- According to the Finance Ministry, new regulations are set in place to tackle money laundering, terrorist financing, and sanctions evasion from Russia and Belarus.
- The regulations are tightened for crypto exchanges and require the managerial staff of Lithuanian-based crypto exchanges to be permanent residents of Lithuania.
Lithuania is the latest country to tighten crypto regulations to tackle money laundering. Lithuania’s Finance Ministry plans to ban anonymous wallets against the backdrop of increasing instances of money laundering, terrorist financing, and sanctions evasion in the country.
The amendments to the “Law on the Prevention of Money Laundering and Terrorist Financing” is focused on increasing the transparency of the cryptocurrency sector while ensuring its further sustainable development, according to the Finance Ministry. The amendments require State Legislature’s approval to come into effect and become a law.

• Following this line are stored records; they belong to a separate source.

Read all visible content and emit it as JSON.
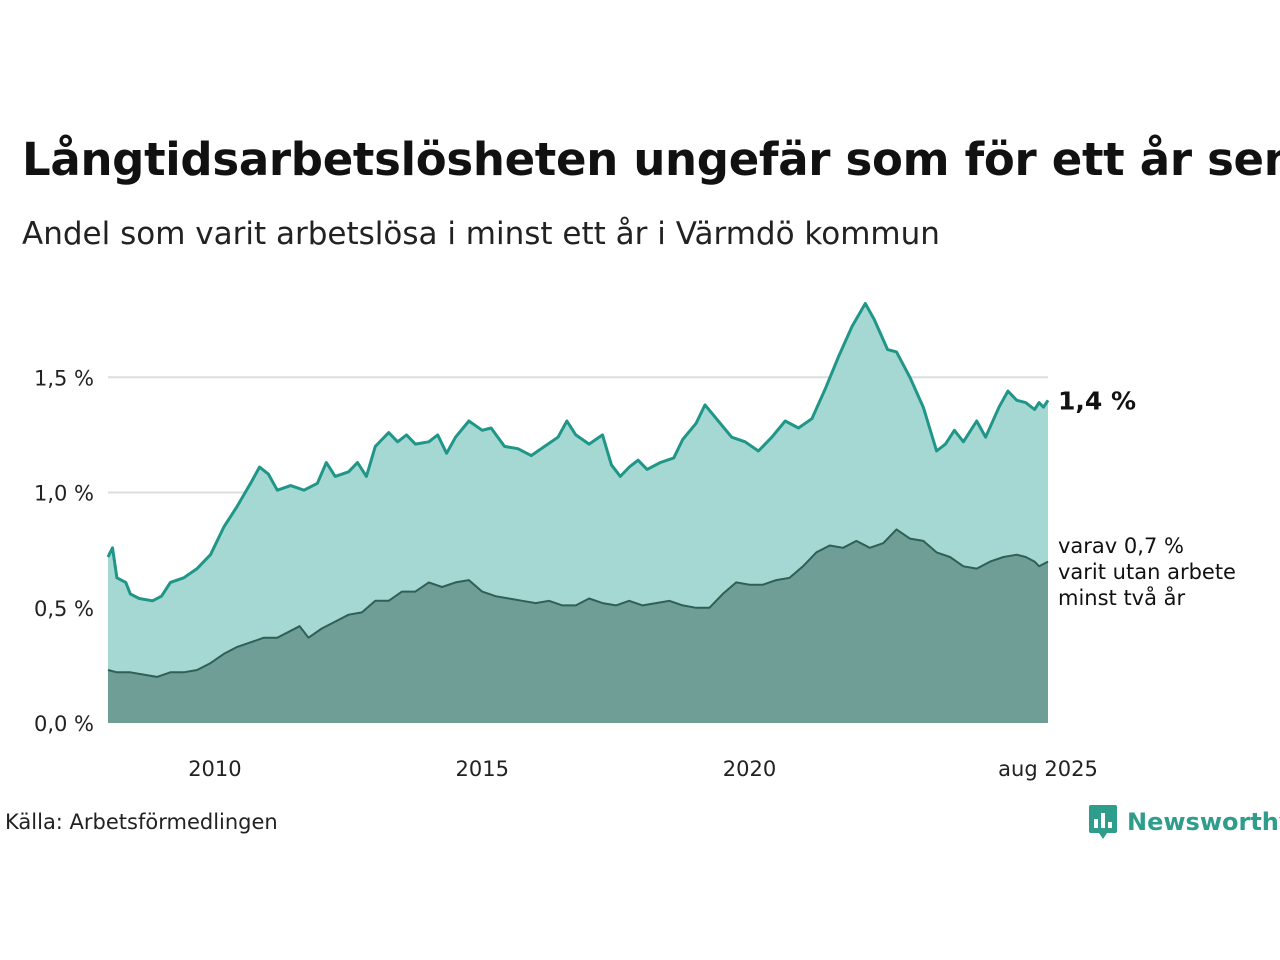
{
  "title": "Långtidsarbetslösheten ungefär som för ett år sen",
  "subtitle": "Andel som varit arbetslösa i minst ett år i Värmdö kommun",
  "source": "Källa: Arbetsförmedlingen",
  "brand": {
    "name": "Newsworthy",
    "icon": "newsworthy-logo-icon",
    "color": "#2e9d8b"
  },
  "chart_data": {
    "type": "area",
    "x_unit": "month",
    "x_start": "2008-01",
    "x_end": "2025-08",
    "x_ticks": [
      "2010",
      "2015",
      "2020",
      "aug 2025"
    ],
    "y_ticks": [
      "0,0 %",
      "0,5 %",
      "1,0 %",
      "1,5 %"
    ],
    "ylim": [
      0,
      1.9
    ],
    "grid": true,
    "series": [
      {
        "name": "minst ett år",
        "color_line": "#1f9688",
        "color_fill": "#a5d8d2",
        "points": [
          [
            "2008-01",
            0.72
          ],
          [
            "2008-02",
            0.76
          ],
          [
            "2008-03",
            0.63
          ],
          [
            "2008-05",
            0.61
          ],
          [
            "2008-06",
            0.56
          ],
          [
            "2008-08",
            0.54
          ],
          [
            "2008-11",
            0.53
          ],
          [
            "2009-01",
            0.55
          ],
          [
            "2009-03",
            0.61
          ],
          [
            "2009-06",
            0.63
          ],
          [
            "2009-09",
            0.67
          ],
          [
            "2009-12",
            0.73
          ],
          [
            "2010-03",
            0.85
          ],
          [
            "2010-06",
            0.94
          ],
          [
            "2010-09",
            1.04
          ],
          [
            "2010-11",
            1.11
          ],
          [
            "2011-01",
            1.08
          ],
          [
            "2011-03",
            1.01
          ],
          [
            "2011-06",
            1.03
          ],
          [
            "2011-09",
            1.01
          ],
          [
            "2011-12",
            1.04
          ],
          [
            "2012-02",
            1.13
          ],
          [
            "2012-04",
            1.07
          ],
          [
            "2012-07",
            1.09
          ],
          [
            "2012-09",
            1.13
          ],
          [
            "2012-11",
            1.07
          ],
          [
            "2013-01",
            1.2
          ],
          [
            "2013-04",
            1.26
          ],
          [
            "2013-06",
            1.22
          ],
          [
            "2013-08",
            1.25
          ],
          [
            "2013-10",
            1.21
          ],
          [
            "2014-01",
            1.22
          ],
          [
            "2014-03",
            1.25
          ],
          [
            "2014-05",
            1.17
          ],
          [
            "2014-07",
            1.24
          ],
          [
            "2014-10",
            1.31
          ],
          [
            "2015-01",
            1.27
          ],
          [
            "2015-03",
            1.28
          ],
          [
            "2015-06",
            1.2
          ],
          [
            "2015-09",
            1.19
          ],
          [
            "2015-12",
            1.16
          ],
          [
            "2016-03",
            1.2
          ],
          [
            "2016-06",
            1.24
          ],
          [
            "2016-08",
            1.31
          ],
          [
            "2016-10",
            1.25
          ],
          [
            "2017-01",
            1.21
          ],
          [
            "2017-04",
            1.25
          ],
          [
            "2017-06",
            1.12
          ],
          [
            "2017-08",
            1.07
          ],
          [
            "2017-10",
            1.11
          ],
          [
            "2017-12",
            1.14
          ],
          [
            "2018-02",
            1.1
          ],
          [
            "2018-05",
            1.13
          ],
          [
            "2018-08",
            1.15
          ],
          [
            "2018-10",
            1.23
          ],
          [
            "2019-01",
            1.3
          ],
          [
            "2019-03",
            1.38
          ],
          [
            "2019-06",
            1.31
          ],
          [
            "2019-09",
            1.24
          ],
          [
            "2019-12",
            1.22
          ],
          [
            "2020-03",
            1.18
          ],
          [
            "2020-06",
            1.24
          ],
          [
            "2020-09",
            1.31
          ],
          [
            "2020-12",
            1.28
          ],
          [
            "2021-03",
            1.32
          ],
          [
            "2021-06",
            1.45
          ],
          [
            "2021-09",
            1.59
          ],
          [
            "2021-12",
            1.72
          ],
          [
            "2022-03",
            1.82
          ],
          [
            "2022-05",
            1.75
          ],
          [
            "2022-08",
            1.62
          ],
          [
            "2022-10",
            1.61
          ],
          [
            "2023-01",
            1.5
          ],
          [
            "2023-04",
            1.37
          ],
          [
            "2023-07",
            1.18
          ],
          [
            "2023-09",
            1.21
          ],
          [
            "2023-11",
            1.27
          ],
          [
            "2024-01",
            1.22
          ],
          [
            "2024-04",
            1.31
          ],
          [
            "2024-06",
            1.24
          ],
          [
            "2024-09",
            1.37
          ],
          [
            "2024-11",
            1.44
          ],
          [
            "2025-01",
            1.4
          ],
          [
            "2025-03",
            1.39
          ],
          [
            "2025-05",
            1.36
          ],
          [
            "2025-06",
            1.39
          ],
          [
            "2025-07",
            1.37
          ],
          [
            "2025-08",
            1.4
          ]
        ],
        "end_label": "1,4 %"
      },
      {
        "name": "minst två år",
        "color_line": "#2f5f55",
        "color_fill": "#6f9e96",
        "points": [
          [
            "2008-01",
            0.23
          ],
          [
            "2008-03",
            0.22
          ],
          [
            "2008-06",
            0.22
          ],
          [
            "2008-09",
            0.21
          ],
          [
            "2008-12",
            0.2
          ],
          [
            "2009-03",
            0.22
          ],
          [
            "2009-06",
            0.22
          ],
          [
            "2009-09",
            0.23
          ],
          [
            "2009-12",
            0.26
          ],
          [
            "2010-03",
            0.3
          ],
          [
            "2010-06",
            0.33
          ],
          [
            "2010-09",
            0.35
          ],
          [
            "2010-12",
            0.37
          ],
          [
            "2011-03",
            0.37
          ],
          [
            "2011-06",
            0.4
          ],
          [
            "2011-08",
            0.42
          ],
          [
            "2011-10",
            0.37
          ],
          [
            "2012-01",
            0.41
          ],
          [
            "2012-04",
            0.44
          ],
          [
            "2012-07",
            0.47
          ],
          [
            "2012-10",
            0.48
          ],
          [
            "2013-01",
            0.53
          ],
          [
            "2013-04",
            0.53
          ],
          [
            "2013-07",
            0.57
          ],
          [
            "2013-10",
            0.57
          ],
          [
            "2014-01",
            0.61
          ],
          [
            "2014-04",
            0.59
          ],
          [
            "2014-07",
            0.61
          ],
          [
            "2014-10",
            0.62
          ],
          [
            "2015-01",
            0.57
          ],
          [
            "2015-04",
            0.55
          ],
          [
            "2015-07",
            0.54
          ],
          [
            "2015-10",
            0.53
          ],
          [
            "2016-01",
            0.52
          ],
          [
            "2016-04",
            0.53
          ],
          [
            "2016-07",
            0.51
          ],
          [
            "2016-10",
            0.51
          ],
          [
            "2017-01",
            0.54
          ],
          [
            "2017-04",
            0.52
          ],
          [
            "2017-07",
            0.51
          ],
          [
            "2017-10",
            0.53
          ],
          [
            "2018-01",
            0.51
          ],
          [
            "2018-04",
            0.52
          ],
          [
            "2018-07",
            0.53
          ],
          [
            "2018-10",
            0.51
          ],
          [
            "2019-01",
            0.5
          ],
          [
            "2019-04",
            0.5
          ],
          [
            "2019-07",
            0.56
          ],
          [
            "2019-10",
            0.61
          ],
          [
            "2020-01",
            0.6
          ],
          [
            "2020-04",
            0.6
          ],
          [
            "2020-07",
            0.62
          ],
          [
            "2020-10",
            0.63
          ],
          [
            "2021-01",
            0.68
          ],
          [
            "2021-04",
            0.74
          ],
          [
            "2021-07",
            0.77
          ],
          [
            "2021-10",
            0.76
          ],
          [
            "2022-01",
            0.79
          ],
          [
            "2022-04",
            0.76
          ],
          [
            "2022-07",
            0.78
          ],
          [
            "2022-10",
            0.84
          ],
          [
            "2023-01",
            0.8
          ],
          [
            "2023-04",
            0.79
          ],
          [
            "2023-07",
            0.74
          ],
          [
            "2023-10",
            0.72
          ],
          [
            "2024-01",
            0.68
          ],
          [
            "2024-04",
            0.67
          ],
          [
            "2024-07",
            0.7
          ],
          [
            "2024-10",
            0.72
          ],
          [
            "2025-01",
            0.73
          ],
          [
            "2025-03",
            0.72
          ],
          [
            "2025-05",
            0.7
          ],
          [
            "2025-06",
            0.68
          ],
          [
            "2025-08",
            0.7
          ]
        ],
        "end_label": [
          "varav 0,7 %",
          "varit utan arbete",
          "minst två år"
        ]
      }
    ]
  }
}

The new regulatory guidelines make it mandatory for crypto exchange operators to register as a corporate body with nominal capital amounting to no less than 125,000 euros from January 1, 2023. The bill proposal, which tightens know-your-customer (KYC) regulations for crypto exchanges, also requires managerial staff of Lithuanian-based crypto exchanges to be permanent residents of Lithuania. As part of the new regulations, the Registrar of Legal Entities will also make the names of crypto exchange operators public.

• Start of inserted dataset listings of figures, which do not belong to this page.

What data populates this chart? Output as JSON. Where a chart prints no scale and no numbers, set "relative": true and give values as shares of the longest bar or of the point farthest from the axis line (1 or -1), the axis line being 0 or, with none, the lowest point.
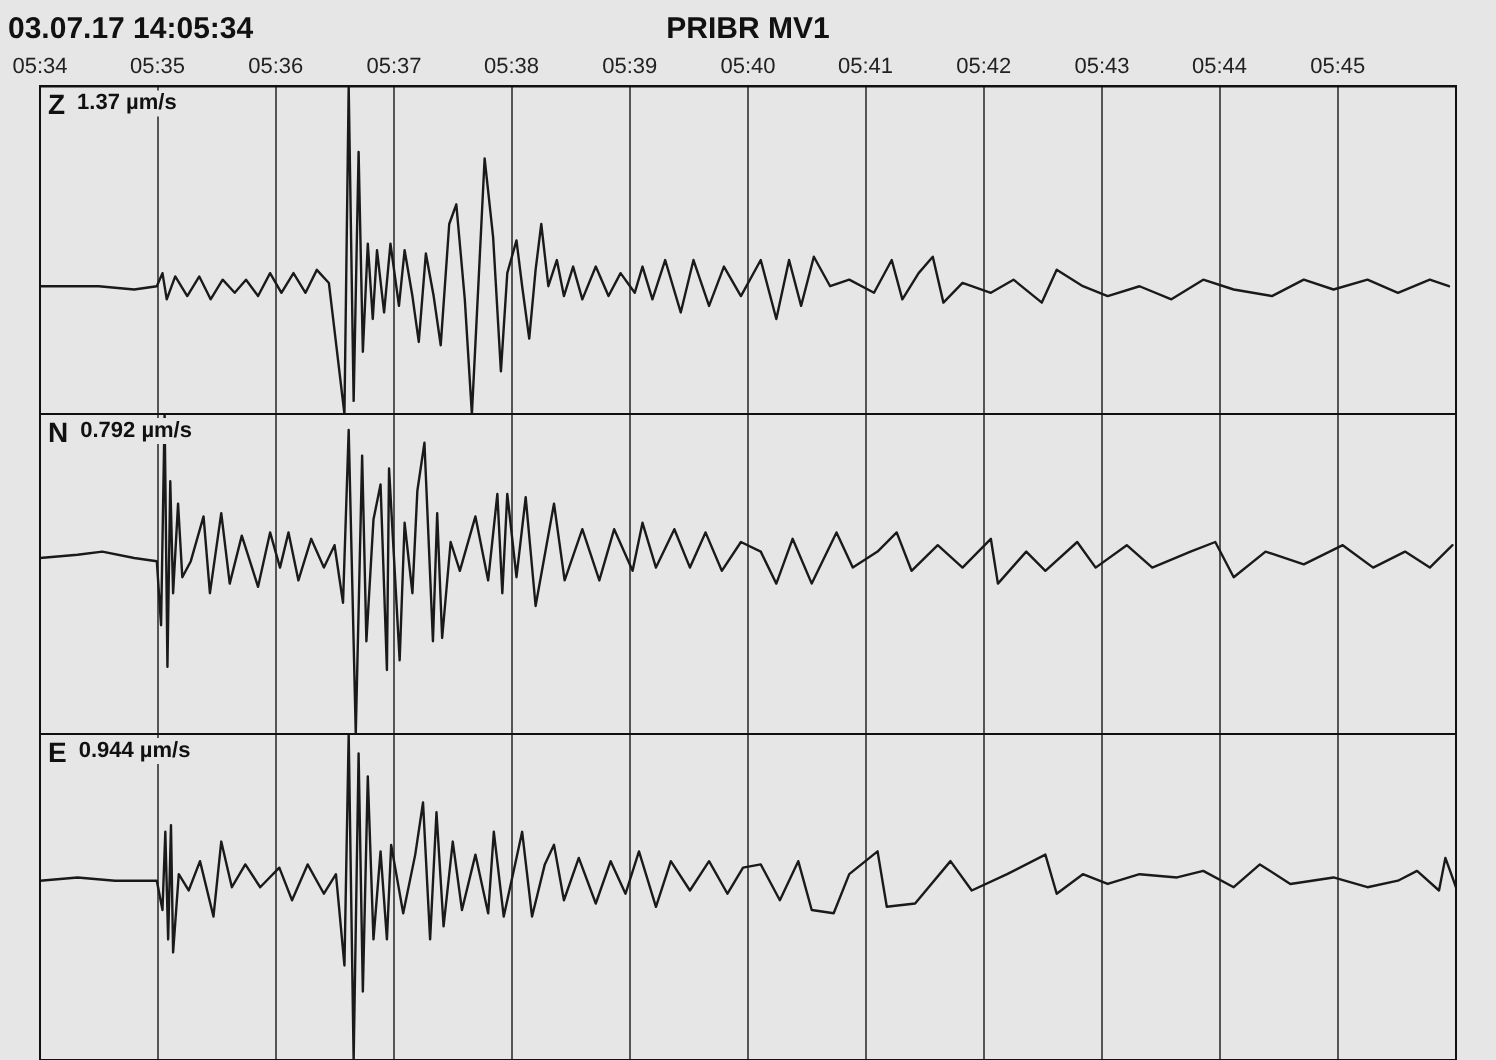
{
  "chart_data": [
    {
      "type": "line",
      "title": "03.07.17 14:05:34",
      "subtitle": "PRIBR   MV1",
      "relative": true,
      "grid": "x",
      "tick_labels": "x",
      "legend": false,
      "marker": "none",
      "line_style": "solid",
      "annotations": [
        "1.37 µm/s"
      ],
      "xlim": [
        5.5667,
        5.7667
      ],
      "xticks": [
        {
          "value": 5.5667,
          "label": "05:34"
        },
        {
          "value": 5.5833,
          "label": "05:35"
        },
        {
          "value": 5.6,
          "label": "05:36"
        },
        {
          "value": 5.6167,
          "label": "05:37"
        },
        {
          "value": 5.6333,
          "label": "05:38"
        },
        {
          "value": 5.65,
          "label": "05:39"
        },
        {
          "value": 5.6667,
          "label": "05:40"
        },
        {
          "value": 5.6833,
          "label": "05:41"
        },
        {
          "value": 5.7,
          "label": "05:42"
        },
        {
          "value": 5.7167,
          "label": "05:43"
        },
        {
          "value": 5.7333,
          "label": "05:44"
        },
        {
          "value": 5.75,
          "label": "05:45"
        }
      ],
      "x": [
        5.5667,
        5.575,
        5.58,
        5.5832,
        5.584,
        5.5846,
        5.5858,
        5.5875,
        5.5892,
        5.5908,
        5.5925,
        5.5942,
        5.5958,
        5.5975,
        5.5992,
        5.6008,
        5.6025,
        5.6042,
        5.6058,
        5.6075,
        5.6097,
        5.6103,
        5.611,
        5.6117,
        5.6123,
        5.613,
        5.6137,
        5.6143,
        5.6153,
        5.6162,
        5.6174,
        5.6182,
        5.6193,
        5.6202,
        5.6212,
        5.6223,
        5.6233,
        5.6245,
        5.6255,
        5.6267,
        5.6277,
        5.6287,
        5.6295,
        5.6307,
        5.6318,
        5.6327,
        5.634,
        5.6348,
        5.6358,
        5.6367,
        5.6375,
        5.6385,
        5.6397,
        5.6407,
        5.642,
        5.6433,
        5.6452,
        5.647,
        5.6487,
        5.6507,
        5.6518,
        5.6532,
        5.655,
        5.6572,
        5.659,
        5.6612,
        5.6633,
        5.6657,
        5.6685,
        5.6707,
        5.6725,
        5.6742,
        5.676,
        5.6783,
        5.681,
        5.6845,
        5.687,
        5.6885,
        5.6908,
        5.6928,
        5.6943,
        5.697,
        5.701,
        5.7042,
        5.7082,
        5.7103,
        5.714,
        5.7175,
        5.722,
        5.7265,
        5.731,
        5.7353,
        5.7407,
        5.7452,
        5.7494,
        5.7542,
        5.7585,
        5.763,
        5.7657
      ],
      "series": [
        {
          "name": "Z",
          "color": "#1a1a1a",
          "values": [
            0.39,
            0.39,
            0.38,
            0.39,
            0.43,
            0.35,
            0.42,
            0.36,
            0.42,
            0.35,
            0.41,
            0.37,
            0.41,
            0.36,
            0.43,
            0.37,
            0.43,
            0.37,
            0.44,
            0.4,
            0.0,
            1.0,
            0.04,
            0.8,
            0.19,
            0.52,
            0.29,
            0.5,
            0.31,
            0.52,
            0.33,
            0.5,
            0.36,
            0.22,
            0.49,
            0.36,
            0.21,
            0.58,
            0.64,
            0.35,
            0.0,
            0.43,
            0.78,
            0.54,
            0.13,
            0.43,
            0.53,
            0.39,
            0.23,
            0.44,
            0.58,
            0.39,
            0.47,
            0.36,
            0.45,
            0.35,
            0.45,
            0.36,
            0.43,
            0.37,
            0.45,
            0.35,
            0.47,
            0.31,
            0.47,
            0.33,
            0.45,
            0.36,
            0.47,
            0.29,
            0.47,
            0.33,
            0.48,
            0.39,
            0.41,
            0.37,
            0.47,
            0.35,
            0.43,
            0.48,
            0.34,
            0.4,
            0.37,
            0.41,
            0.34,
            0.44,
            0.39,
            0.36,
            0.39,
            0.35,
            0.41,
            0.38,
            0.36,
            0.41,
            0.38,
            0.41,
            0.37,
            0.41,
            0.39
          ]
        }
      ]
    },
    {
      "type": "line",
      "relative": true,
      "grid": "x",
      "tick_labels": false,
      "legend": false,
      "marker": "none",
      "line_style": "solid",
      "annotations": [
        "0.792 µm/s"
      ],
      "xlim": [
        5.5667,
        5.7667
      ],
      "xticks": [
        {
          "value": 5.5667,
          "label": null
        },
        {
          "value": 5.5833,
          "label": null
        },
        {
          "value": 5.6,
          "label": null
        },
        {
          "value": 5.6167,
          "label": null
        },
        {
          "value": 5.6333,
          "label": null
        },
        {
          "value": 5.65,
          "label": null
        },
        {
          "value": 5.6667,
          "label": null
        },
        {
          "value": 5.6833,
          "label": null
        },
        {
          "value": 5.7,
          "label": null
        },
        {
          "value": 5.7167,
          "label": null
        },
        {
          "value": 5.7333,
          "label": null
        },
        {
          "value": 5.75,
          "label": null
        }
      ],
      "x": [
        5.5667,
        5.572,
        5.5755,
        5.58,
        5.5832,
        5.5838,
        5.5843,
        5.5847,
        5.5851,
        5.5855,
        5.5862,
        5.5868,
        5.588,
        5.5898,
        5.5907,
        5.5923,
        5.5935,
        5.5952,
        5.5975,
        5.5992,
        5.6006,
        5.6018,
        5.6032,
        5.605,
        5.6068,
        5.6083,
        5.6095,
        5.6103,
        5.6113,
        5.6122,
        5.6128,
        5.6138,
        5.6148,
        5.6157,
        5.616,
        5.6175,
        5.6182,
        5.6193,
        5.62,
        5.621,
        5.6222,
        5.6228,
        5.6235,
        5.6247,
        5.626,
        5.6282,
        5.63,
        5.6313,
        5.632,
        5.6327,
        5.634,
        5.6353,
        5.6367,
        5.638,
        5.6393,
        5.6408,
        5.6433,
        5.6457,
        5.6478,
        5.6504,
        5.6518,
        5.6537,
        5.6563,
        5.6585,
        5.6607,
        5.663,
        5.6657,
        5.6685,
        5.6707,
        5.673,
        5.6757,
        5.6792,
        5.6815,
        5.685,
        5.6877,
        5.6898,
        5.6935,
        5.697,
        5.701,
        5.702,
        5.706,
        5.7087,
        5.7132,
        5.7158,
        5.7202,
        5.7238,
        5.7292,
        5.7327,
        5.7353,
        5.7398,
        5.7452,
        5.7507,
        5.755,
        5.7595,
        5.763,
        5.7662
      ],
      "series": [
        {
          "name": "N",
          "color": "#1a1a1a",
          "values": [
            0.55,
            0.56,
            0.57,
            0.55,
            0.54,
            0.34,
            1.0,
            0.21,
            0.79,
            0.44,
            0.72,
            0.49,
            0.54,
            0.68,
            0.44,
            0.69,
            0.47,
            0.62,
            0.46,
            0.63,
            0.52,
            0.63,
            0.48,
            0.61,
            0.52,
            0.59,
            0.41,
            0.95,
            0.0,
            0.87,
            0.29,
            0.67,
            0.78,
            0.2,
            0.83,
            0.23,
            0.66,
            0.44,
            0.76,
            0.91,
            0.29,
            0.69,
            0.3,
            0.6,
            0.51,
            0.68,
            0.48,
            0.75,
            0.44,
            0.75,
            0.49,
            0.74,
            0.4,
            0.56,
            0.72,
            0.48,
            0.64,
            0.48,
            0.64,
            0.51,
            0.66,
            0.52,
            0.64,
            0.52,
            0.63,
            0.51,
            0.6,
            0.57,
            0.47,
            0.61,
            0.47,
            0.63,
            0.52,
            0.57,
            0.63,
            0.51,
            0.59,
            0.52,
            0.61,
            0.47,
            0.57,
            0.51,
            0.6,
            0.52,
            0.59,
            0.52,
            0.57,
            0.6,
            0.49,
            0.57,
            0.53,
            0.59,
            0.52,
            0.57,
            0.52,
            0.59
          ]
        }
      ]
    },
    {
      "type": "line",
      "relative": true,
      "grid": "x",
      "tick_labels": false,
      "legend": false,
      "marker": "none",
      "line_style": "solid",
      "annotations": [
        "0.944 µm/s"
      ],
      "xlim": [
        5.5667,
        5.7667
      ],
      "xticks": [
        {
          "value": 5.5667,
          "label": null
        },
        {
          "value": 5.5833,
          "label": null
        },
        {
          "value": 5.6,
          "label": null
        },
        {
          "value": 5.6167,
          "label": null
        },
        {
          "value": 5.6333,
          "label": null
        },
        {
          "value": 5.65,
          "label": null
        },
        {
          "value": 5.6667,
          "label": null
        },
        {
          "value": 5.6833,
          "label": null
        },
        {
          "value": 5.7,
          "label": null
        },
        {
          "value": 5.7167,
          "label": null
        },
        {
          "value": 5.7333,
          "label": null
        },
        {
          "value": 5.75,
          "label": null
        }
      ],
      "x": [
        5.5667,
        5.572,
        5.5773,
        5.5832,
        5.584,
        5.5844,
        5.5848,
        5.5852,
        5.5855,
        5.5863,
        5.5877,
        5.5893,
        5.5912,
        5.5923,
        5.5938,
        5.5957,
        5.5978,
        5.6005,
        5.6023,
        5.6045,
        5.6068,
        5.6085,
        5.6097,
        5.6103,
        5.611,
        5.6117,
        5.6123,
        5.613,
        5.6138,
        5.6148,
        5.6157,
        5.6163,
        5.618,
        5.6197,
        5.6208,
        5.6218,
        5.6227,
        5.6237,
        5.625,
        5.6263,
        5.6282,
        5.63,
        5.6308,
        5.6322,
        5.6339,
        5.6348,
        5.6362,
        5.638,
        5.6393,
        5.6407,
        5.6428,
        5.6452,
        5.6473,
        5.6494,
        5.6513,
        5.6537,
        5.6558,
        5.6585,
        5.6612,
        5.6638,
        5.666,
        5.6685,
        5.6712,
        5.6738,
        5.6757,
        5.6788,
        5.681,
        5.685,
        5.6863,
        5.6903,
        5.6953,
        5.6983,
        5.7033,
        5.7087,
        5.7103,
        5.714,
        5.7175,
        5.722,
        5.7273,
        5.731,
        5.7353,
        5.739,
        5.7433,
        5.7494,
        5.7542,
        5.7585,
        5.7612,
        5.7643,
        5.7652,
        5.7667
      ],
      "series": [
        {
          "name": "E",
          "color": "#1a1a1a",
          "values": [
            0.55,
            0.56,
            0.55,
            0.55,
            0.46,
            0.7,
            0.37,
            0.72,
            0.33,
            0.57,
            0.52,
            0.61,
            0.44,
            0.67,
            0.53,
            0.6,
            0.53,
            0.59,
            0.49,
            0.6,
            0.51,
            0.57,
            0.29,
            1.0,
            0.0,
            0.94,
            0.21,
            0.87,
            0.37,
            0.64,
            0.37,
            0.66,
            0.45,
            0.63,
            0.79,
            0.37,
            0.76,
            0.41,
            0.67,
            0.46,
            0.63,
            0.45,
            0.7,
            0.44,
            0.61,
            0.7,
            0.44,
            0.6,
            0.66,
            0.49,
            0.62,
            0.48,
            0.61,
            0.51,
            0.64,
            0.47,
            0.61,
            0.52,
            0.61,
            0.51,
            0.59,
            0.6,
            0.49,
            0.61,
            0.46,
            0.45,
            0.57,
            0.64,
            0.47,
            0.48,
            0.61,
            0.52,
            0.57,
            0.63,
            0.51,
            0.57,
            0.54,
            0.57,
            0.56,
            0.58,
            0.53,
            0.6,
            0.54,
            0.56,
            0.53,
            0.55,
            0.58,
            0.52,
            0.62,
            0.53
          ]
        }
      ]
    }
  ]
}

In its official announcement, the Ministry stated the latest move was in anticipation of future European Union decisions. Commenting on the latest development, Minister of Finance Gintarė Skaistė has stated that the Government was taking proactive steps to strengthen regulation at the national level in preparation for subsequent decisions at the EU level. The EU recently voted to advance anti-anonymity rules for the crypto market, enabling transactions between non-custodial wallets and crypto service providers a more tedious task. The European Parliament’s move has been widely criticized by crypto enthusiasts, including Coinbase CEO Brian Armstrong for being “anti-crypto”.
The neighboring country Estonia’s tightening of crypto regulations has paved the way for an uptick in the number of crypto exchanges in Lithuania. The Finance Ministry states that since 2020 over 220 crypto companies have been created. The Estonian Government in 2020 passed a law asserting that virtual currency service providers would be treated in the same manner as financial institutions under the Money Laundering and Terrorist Financing Prevention Act. In the same year, the Estonian Government also revoked over 1,000 operating licenses after amendments to Estonian law rendered many cryptocurrency service providers non-compliant with regulations.